Moreover, she is an extraordinarily useful woman! We quickly become friends, and she happily points out an “aggressive Rufous hummingbird” she has watched all day.  All right, I had a two-week bird-watching class in high school that I survived by learning how to hide a single hitter in my pants cuff, so I am a little slow at distinguishing the Rufous from the eight hummingbirds that hang around the birdfeeder. Fortunately, the little bugger bombs another bird at the feeder. But, enough of the primal woodland war experience, its time to hit the trails where my pivotal experience waits.

Beaver-tail and Engelman prickly pears, fend off hackberry bushes, as brittlebush, claret cup and fender hedgehog seek the spindly shade of cholla in the preserve’s surrounding gardens. Dozens of dazzling yellow and orange butterflies swoop through the tall spiny chollas, fighting with the cherry red and Mexican bush sage for brilliancy. Cottonwoods towering beside desert fan palms wreathed in desert marigolds. An aromatic scent wafts by my nose announcing the ‘Mesquite Meander’ trail.

I should have worn boots; these damn lizards' are thicker than atheists at a libertarian party fund-raiser.
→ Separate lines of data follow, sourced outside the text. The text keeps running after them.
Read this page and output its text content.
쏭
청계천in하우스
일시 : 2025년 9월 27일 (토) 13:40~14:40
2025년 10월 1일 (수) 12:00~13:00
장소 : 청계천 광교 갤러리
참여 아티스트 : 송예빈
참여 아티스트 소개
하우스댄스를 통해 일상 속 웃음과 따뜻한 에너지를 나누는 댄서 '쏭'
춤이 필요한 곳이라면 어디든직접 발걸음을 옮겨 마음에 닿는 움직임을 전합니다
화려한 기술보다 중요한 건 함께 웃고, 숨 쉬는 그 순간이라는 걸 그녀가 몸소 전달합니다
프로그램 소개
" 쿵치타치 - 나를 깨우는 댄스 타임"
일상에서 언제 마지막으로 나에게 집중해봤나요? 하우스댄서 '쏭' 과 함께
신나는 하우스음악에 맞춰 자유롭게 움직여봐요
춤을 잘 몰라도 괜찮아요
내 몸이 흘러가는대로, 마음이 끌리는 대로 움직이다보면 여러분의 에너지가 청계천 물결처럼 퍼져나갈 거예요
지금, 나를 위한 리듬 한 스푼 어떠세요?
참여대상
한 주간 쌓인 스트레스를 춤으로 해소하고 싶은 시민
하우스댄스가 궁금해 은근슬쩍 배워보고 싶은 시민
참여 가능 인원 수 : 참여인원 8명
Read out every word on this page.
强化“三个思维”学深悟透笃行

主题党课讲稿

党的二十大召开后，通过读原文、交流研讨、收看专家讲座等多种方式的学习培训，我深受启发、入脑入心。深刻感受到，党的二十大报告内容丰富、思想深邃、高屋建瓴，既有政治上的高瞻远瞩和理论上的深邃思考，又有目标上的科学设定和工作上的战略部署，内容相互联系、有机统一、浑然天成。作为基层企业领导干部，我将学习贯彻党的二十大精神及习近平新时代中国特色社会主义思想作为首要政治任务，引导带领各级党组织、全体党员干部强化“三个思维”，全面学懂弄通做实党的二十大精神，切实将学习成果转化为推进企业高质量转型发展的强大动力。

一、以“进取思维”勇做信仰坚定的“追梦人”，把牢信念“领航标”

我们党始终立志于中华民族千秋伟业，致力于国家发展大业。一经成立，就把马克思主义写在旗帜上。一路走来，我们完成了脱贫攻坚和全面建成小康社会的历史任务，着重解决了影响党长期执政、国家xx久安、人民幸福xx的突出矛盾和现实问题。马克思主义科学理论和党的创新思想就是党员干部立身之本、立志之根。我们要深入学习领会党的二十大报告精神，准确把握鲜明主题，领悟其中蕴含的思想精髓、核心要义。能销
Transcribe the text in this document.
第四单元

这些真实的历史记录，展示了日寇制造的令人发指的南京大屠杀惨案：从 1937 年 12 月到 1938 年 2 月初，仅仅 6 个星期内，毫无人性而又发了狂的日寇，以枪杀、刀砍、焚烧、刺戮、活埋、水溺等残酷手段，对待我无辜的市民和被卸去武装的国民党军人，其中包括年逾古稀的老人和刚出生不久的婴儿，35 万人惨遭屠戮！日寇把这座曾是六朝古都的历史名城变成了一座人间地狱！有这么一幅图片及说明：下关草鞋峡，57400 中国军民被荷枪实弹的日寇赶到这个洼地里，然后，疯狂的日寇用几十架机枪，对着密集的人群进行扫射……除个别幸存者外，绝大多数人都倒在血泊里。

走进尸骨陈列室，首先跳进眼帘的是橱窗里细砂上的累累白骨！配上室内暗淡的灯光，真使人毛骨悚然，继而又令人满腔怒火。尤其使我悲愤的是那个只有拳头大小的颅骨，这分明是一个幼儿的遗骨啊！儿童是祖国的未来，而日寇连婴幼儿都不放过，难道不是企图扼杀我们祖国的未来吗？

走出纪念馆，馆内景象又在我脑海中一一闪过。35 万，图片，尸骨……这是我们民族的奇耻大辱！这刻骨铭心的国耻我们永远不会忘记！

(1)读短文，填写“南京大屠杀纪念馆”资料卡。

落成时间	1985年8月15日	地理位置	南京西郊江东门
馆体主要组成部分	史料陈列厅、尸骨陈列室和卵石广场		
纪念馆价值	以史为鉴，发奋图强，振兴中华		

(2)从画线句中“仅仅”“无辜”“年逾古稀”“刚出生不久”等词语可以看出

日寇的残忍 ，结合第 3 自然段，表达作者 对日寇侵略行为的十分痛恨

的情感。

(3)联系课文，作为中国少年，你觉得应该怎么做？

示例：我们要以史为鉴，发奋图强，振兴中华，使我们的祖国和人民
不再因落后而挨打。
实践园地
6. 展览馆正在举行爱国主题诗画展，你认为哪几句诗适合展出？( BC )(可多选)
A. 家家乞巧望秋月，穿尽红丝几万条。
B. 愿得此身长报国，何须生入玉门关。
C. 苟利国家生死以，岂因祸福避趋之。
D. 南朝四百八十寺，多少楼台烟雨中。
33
What is that noise?  There is nothing in these pamphlets about mountain lions or other criminal mammals.  Oh Jeez, look at that thing! Hmm, I wonder how much snake venom antidote costs?

Lizards’ race along the trail as the more shadowy wildlife slithers through the thick ground cover beside the sandy trail. Approaching the woods, the trail darkens under overhanging

Ouch!

mesquite branches, and twisting around the cottonwood-willows the trail settles into a quiet walk along a dry bank. Off in the distance, tall grass-green reeds bend in the moist breeze promising water to thirsty trail walkers.

Damn, I forgot my water in the car and the smell of it down here is unbelievable! Maybe I should go back to the car. I better not leave now since it’s already late afternoon, maybe I can fall into a water fountain up ahead somewhere or if it is not too nasty, I can drink from the stream.

Pursuing the tantalizing scent of water along the River Ramble trail as a parade of red ants' march by in flaming red armor under a watchful troop of grasshoppers lurking beside the path. The river lazily drifts by a mere summer’s trickle of water running through rich green foliage redolent in the moist breeze.

Oomph!

Starlings swoop and circle in the deep bruised cleft where the river will again accept the mountain’s springtime water offerings.  After a lazy interval of stargazing, the friendly volunteer staff emerges from the Hassayampa River Preserve’s unspoiled trails to assist me to the nearest aid station.